TSB testing inadequate ahead of IT migration - IBM report

TSB may not have carried out enough testing ahead of its notoriously botched migration to a new IT system in April, according to an early report from a team of IBM specialists brought in by the bank.

With customers locked out of accounts for days on end thanks to its disastrous switch to a new platform provided by Spanish parent Banco Sabadell, TSB brought in IBM to help it work out what went wrong.

In an initial report written as the problems still raged on 29 April, but only just released by the Treasury Select committee of MPs investigating the issue, IBM noted the complexity of the migration.

Yet, says the report: "Performance testing did not provide the required evidence of capacity and the lack of active-active test environments have materialised risk".

It continues: "IBM has not seen evidence of the application of a rigorous set of go-live criteria to prove production readiness."

Three days after the report was written, TSB chief Paul Pester told the Treasury Select Committee that the migration was not rushed through to meet bonus targets.
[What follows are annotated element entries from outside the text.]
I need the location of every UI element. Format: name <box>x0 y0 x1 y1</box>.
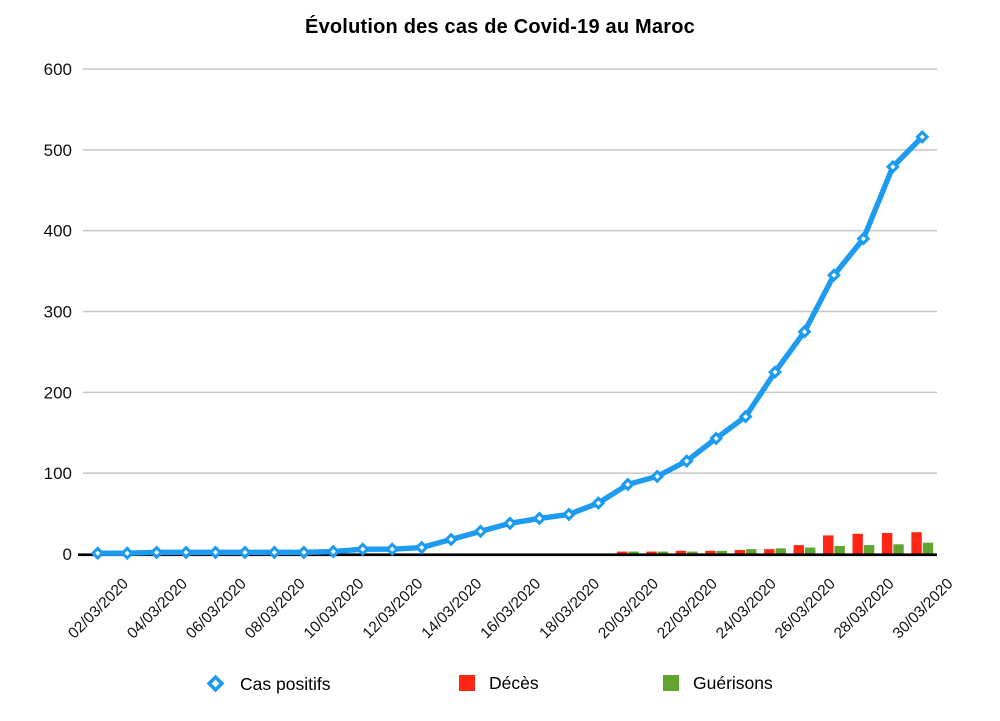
data-point-marker <box>503 516 517 531</box>
bar-guerisons <box>834 545 845 554</box>
red-square-icon <box>459 675 475 691</box>
x-tick-label: 02/03/2020 <box>65 575 132 642</box>
x-tick-label: 28/03/2020 <box>831 575 898 642</box>
bar-deces <box>764 549 775 554</box>
chart-title: Évolution des cas de Covid-19 au Maroc <box>305 16 695 38</box>
bar-guerisons <box>863 545 875 554</box>
x-tick-label: 16/03/2020 <box>477 575 544 642</box>
bar-guerisons <box>893 544 904 554</box>
bar-guerisons <box>687 551 698 554</box>
legend-item-deces: Décès <box>459 673 539 693</box>
x-tick-label: 24/03/2020 <box>713 575 780 642</box>
data-point-marker <box>208 545 223 560</box>
bar-deces <box>793 545 804 554</box>
data-point-marker <box>561 507 576 522</box>
y-tick-label: 500 <box>44 141 72 160</box>
y-tick-label: 100 <box>44 464 72 483</box>
green-square-icon <box>663 675 679 691</box>
x-tick-label: 30/03/2020 <box>890 575 957 642</box>
bar-deces <box>616 551 628 554</box>
x-tick-label: 22/03/2020 <box>654 575 721 642</box>
x-tick-label: 10/03/2020 <box>301 575 368 642</box>
x-tick-label: 18/03/2020 <box>536 575 603 642</box>
diamond-marker-icon <box>206 674 225 693</box>
data-point-marker <box>179 545 193 560</box>
y-tick-label: 600 <box>44 60 72 79</box>
bar-deces <box>675 550 687 554</box>
cases-line <box>95 134 925 556</box>
x-tick-label: 20/03/2020 <box>595 575 662 642</box>
legend-item-guerisons: Guérisons <box>663 673 773 693</box>
data-point-marker <box>149 545 164 560</box>
y-tick-label: 300 <box>44 303 72 322</box>
bar-guerisons <box>657 551 669 554</box>
data-point-marker <box>414 540 429 555</box>
bar-guerisons <box>746 549 757 554</box>
bar-guerisons <box>922 542 934 554</box>
data-point-marker <box>473 524 488 539</box>
bar-deces <box>734 549 746 554</box>
bar-deces <box>646 551 657 554</box>
data-point-marker <box>120 546 135 561</box>
data-point-marker <box>326 544 341 559</box>
data-point-marker <box>296 545 311 560</box>
bar-guerisons <box>775 548 786 554</box>
y-tick-label: 0 <box>63 545 72 564</box>
legend-label-deces: Décès <box>489 673 539 693</box>
x-tick-label: 12/03/2020 <box>360 575 427 642</box>
bar-deces <box>705 550 716 554</box>
legend-label-guerisons: Guérisons <box>693 673 773 693</box>
bar-deces <box>911 532 922 554</box>
data-point-marker <box>532 511 547 526</box>
x-tick-label: 04/03/2020 <box>124 575 191 642</box>
data-point-marker <box>267 545 282 560</box>
x-tick-label: 08/03/2020 <box>242 575 309 642</box>
bar-deces <box>852 533 863 554</box>
data-point-marker <box>444 532 459 547</box>
x-tick-label: 06/03/2020 <box>183 575 250 642</box>
bar-deces <box>823 535 834 554</box>
x-tick-label: 14/03/2020 <box>418 575 485 642</box>
bar-deces <box>881 532 893 554</box>
data-point-marker <box>90 546 105 561</box>
legend-item-cas-positifs: Cas positifs <box>205 673 330 694</box>
y-tick-label: 200 <box>44 383 72 402</box>
data-point-marker <box>238 545 252 560</box>
bar-guerisons <box>716 550 728 554</box>
y-tick-label: 400 <box>44 222 72 241</box>
bar-guerisons <box>804 547 816 554</box>
x-tick-label: 26/03/2020 <box>772 575 839 642</box>
x-axis-line <box>78 553 937 557</box>
bar-guerisons <box>628 551 639 554</box>
legend-label-cas-positifs: Cas positifs <box>240 673 331 694</box>
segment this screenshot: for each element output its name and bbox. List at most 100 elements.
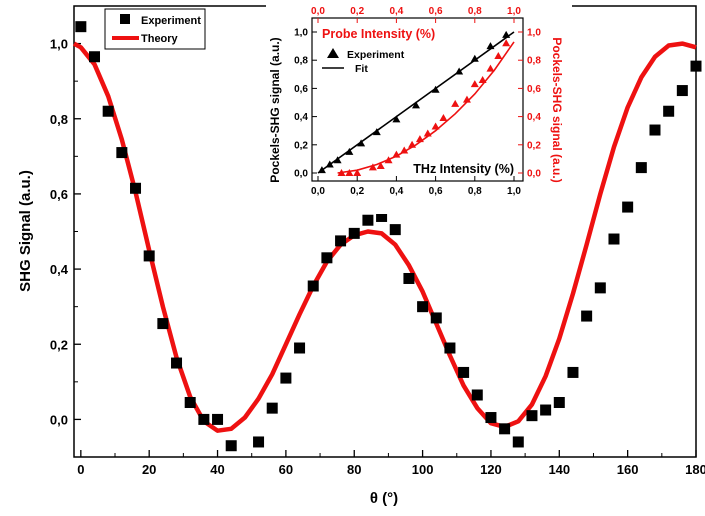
experiment-point [266,402,278,414]
inset-right-axis-label: Pockels-SHG signal (a.u.) [550,37,564,182]
experiment-point [130,182,142,194]
inset-chart: 0,00,00,20,20,40,40,60,60,80,81,01,00,0 0… [266,4,572,214]
inset-top-tick-label: 0,8 [468,6,482,17]
inset-top-tick-label: 0,4 [389,6,403,17]
inset-black-point [357,139,366,147]
experiment-point [348,227,360,239]
experiment-point [321,252,333,264]
inset-right-tick-label: 0,6 [527,84,541,95]
inset-legend-fit-label: Fit [355,63,368,75]
inset-red-point [451,99,460,107]
inset-red-point [384,156,393,164]
inset-x-tick-label: 0,2 [350,186,364,197]
experiment-point [540,404,552,416]
inset-red-point [462,95,471,103]
experiment-point [307,280,319,292]
inset-legend: Experiment Fit [322,48,405,75]
experiment-point [485,412,497,424]
main-x-tick-label: 140 [548,462,570,477]
inset-black-point [502,30,511,38]
inset-red-point [431,122,440,130]
inset-black-point [325,160,334,168]
inset-red-point [502,39,511,47]
experiment-point [212,413,224,425]
main-x-tick-label: 180 [685,462,705,477]
experiment-point [389,224,401,236]
experiment-point [184,397,196,409]
inset-y-tick-label: 0,0 [294,169,308,180]
inset-black-point [317,166,326,174]
experiment-point [499,423,511,435]
inset-y-tick-label: 0,8 [294,56,308,67]
experiment-point [567,366,579,378]
main-x-tick-label: 20 [142,462,156,477]
inset-black-point [345,147,354,155]
inset-axis-ticks: 0,00,00,20,20,40,40,60,60,80,81,01,00,0 0… [294,6,541,197]
inset-red-point [337,169,346,176]
inset-red-point [408,140,417,148]
experiment-point [581,310,593,322]
inset-red-point [415,135,424,143]
experiment-point [649,124,661,136]
inset-legend-experiment-marker [327,48,339,58]
theory-line [72,41,697,433]
experiment-point [512,436,524,448]
main-y-tick-label: 0,6 [50,187,68,202]
inset-red-point [494,51,503,59]
main-x-tick-label: 0 [77,462,84,477]
main-x-tick-label: 100 [412,462,434,477]
inset-black-point [431,85,440,93]
main-y-tick-label: 0,0 [50,412,68,427]
inset-top-tick-label: 0,2 [350,6,364,17]
experiment-point [430,312,442,324]
inset-black-point [486,42,495,50]
main-x-tick-label: 40 [210,462,224,477]
experiment-point [690,60,702,72]
experiment-point [157,318,169,330]
experiment-point [417,301,429,313]
inset-right-tick-label: 0,8 [527,56,541,67]
inset-black-point [372,128,381,136]
legend-theory-label: Theory [141,33,179,45]
experiment-point [635,162,647,174]
inset-red-point [470,80,479,88]
inset-black-point [470,54,479,62]
experiment-point [116,147,128,159]
main-y-tick-label: 1,0 [50,37,68,52]
experiment-point [171,357,183,369]
experiment-point [198,413,210,425]
experiment-point [225,440,237,452]
experiment-point [622,201,634,213]
inset-background [266,4,572,214]
experiment-point [608,233,620,245]
inset-red-point [400,146,409,154]
inset-x-tick-label: 0,8 [468,186,482,197]
inset-plot-frame [311,17,524,182]
inset-x-tick-label: 0,6 [429,186,443,197]
inset-black-point [412,101,420,109]
inset-right-tick-label: 0,4 [527,112,541,123]
legend-experiment-label: Experiment [141,15,201,27]
experiment-point [553,397,565,409]
main-x-axis-label: θ (°) [370,490,398,507]
inset-red-point [392,150,401,158]
inset-x-tick-label: 0,0 [311,186,325,197]
inset-right-tick-label: 0,2 [527,140,541,151]
inset-red-point [478,75,487,83]
main-y-tick-label: 0,4 [50,262,69,277]
inset-top-tick-label: 0,0 [311,6,325,17]
inset-right-tick-label: 1,0 [527,28,541,39]
inset-top-tick-label: 0,6 [429,6,443,17]
legend-experiment-marker [120,14,130,24]
inset-y-tick-label: 0,2 [294,140,308,151]
inset-top-tick-label: 1,0 [507,6,521,17]
experiment-point [335,235,347,247]
main-x-tick-label: 120 [480,462,502,477]
experiment-point [280,372,292,384]
experiment-point [294,342,306,354]
experiment-point [75,21,87,33]
inset-red-point [376,161,385,169]
experiment-point [143,250,155,262]
inset-black-point [392,115,401,123]
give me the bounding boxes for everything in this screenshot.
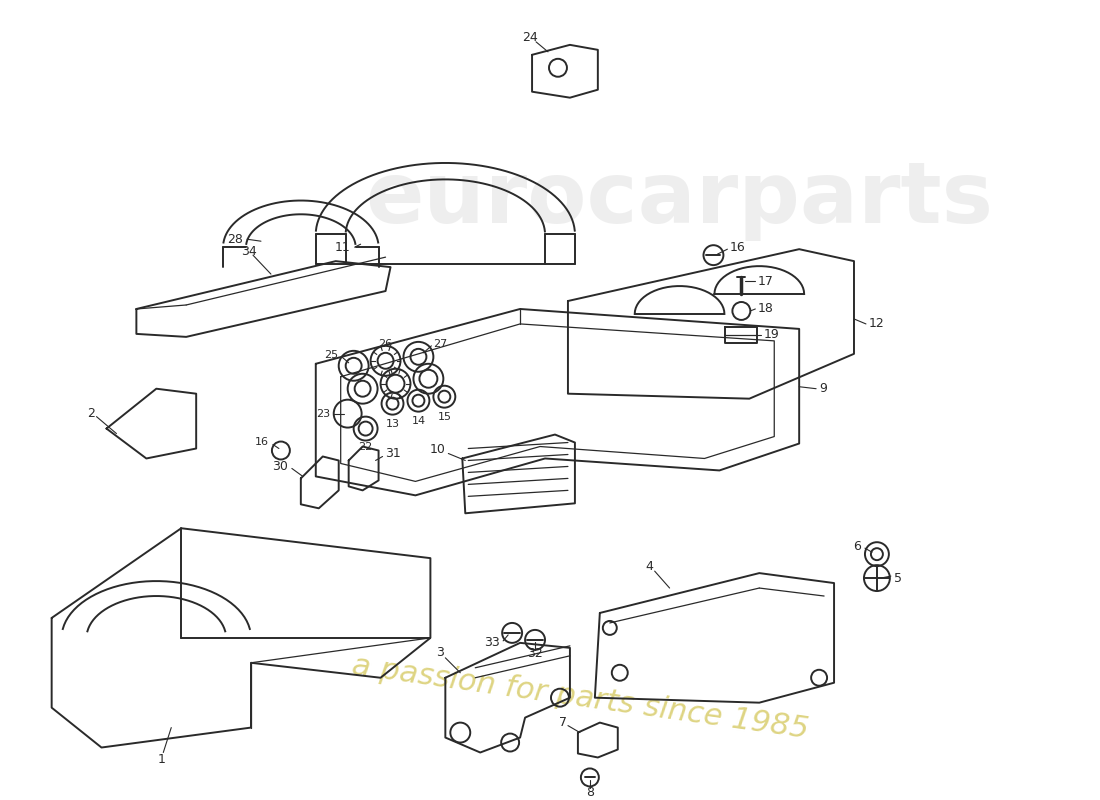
Text: 26: 26 xyxy=(378,339,393,349)
Text: 11: 11 xyxy=(334,241,351,254)
Text: 14: 14 xyxy=(411,416,426,426)
Text: 16: 16 xyxy=(255,437,268,446)
Text: 24: 24 xyxy=(522,31,538,44)
Text: 2: 2 xyxy=(88,407,96,420)
Text: 13: 13 xyxy=(385,418,399,429)
Text: 3: 3 xyxy=(437,646,444,659)
Text: 22: 22 xyxy=(359,442,373,451)
Text: 6: 6 xyxy=(854,540,861,553)
Text: 34: 34 xyxy=(241,245,257,258)
Text: 31: 31 xyxy=(385,447,402,460)
Text: 28: 28 xyxy=(227,233,243,246)
Text: 15: 15 xyxy=(438,412,451,422)
Text: 33: 33 xyxy=(484,636,500,650)
Text: a passion for parts since 1985: a passion for parts since 1985 xyxy=(350,651,811,744)
Text: 19: 19 xyxy=(763,328,779,342)
Text: 12: 12 xyxy=(869,318,884,330)
Text: 25: 25 xyxy=(324,350,339,360)
Text: 18: 18 xyxy=(757,302,773,315)
Text: 27: 27 xyxy=(433,339,448,349)
Text: 5: 5 xyxy=(894,571,902,585)
Text: 4: 4 xyxy=(646,560,653,573)
Text: 9: 9 xyxy=(820,382,827,395)
Text: 10: 10 xyxy=(429,443,446,456)
Text: 23: 23 xyxy=(317,409,331,418)
Text: 30: 30 xyxy=(272,460,288,473)
Text: 16: 16 xyxy=(729,241,745,254)
Text: eurocarparts: eurocarparts xyxy=(365,158,993,241)
Text: 8: 8 xyxy=(586,786,594,799)
Text: 7: 7 xyxy=(559,716,566,729)
Text: 17: 17 xyxy=(757,274,773,287)
Text: 32: 32 xyxy=(527,647,543,660)
Text: 1: 1 xyxy=(157,753,165,766)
The newly released report includes a note from TSB stating: "It contains a preliminary work plan with very early hypotheses, produced after just three days of engagement with TSB.

"These hypotheses were not final nor were they a validated view of what went wrong or of the actions that may or may not subsequently have been taken."

Another report into the meltdown, from law firm Slaughter & May, is currently being written.

Read the IBM report:

Download the document now 723 kb (Chrome HTML Document)

Comments: (2)

A Finextra member
A Finextra member 22 June, 2018, 17:442 likes 2 likes

I wonder how much IBM charged for stating the obvious?

A Finextra member
A Finextra member 06 July, 2018, 03:23Be the first to give this comment the thumbs up 0 likes

For concrete actions, the last page of the report is the best. Missing 2 things:

1. Which layer has the problem? For example, Microservices can end up with multiple calls to the database layer, or they can take too much processing time on the application server.

2. Take off some of the load by "manual"-ising the operations, ie: sending the traffic normally going through the internet to a (human) service center - after sorting out the routing issues to the call center and increasing people.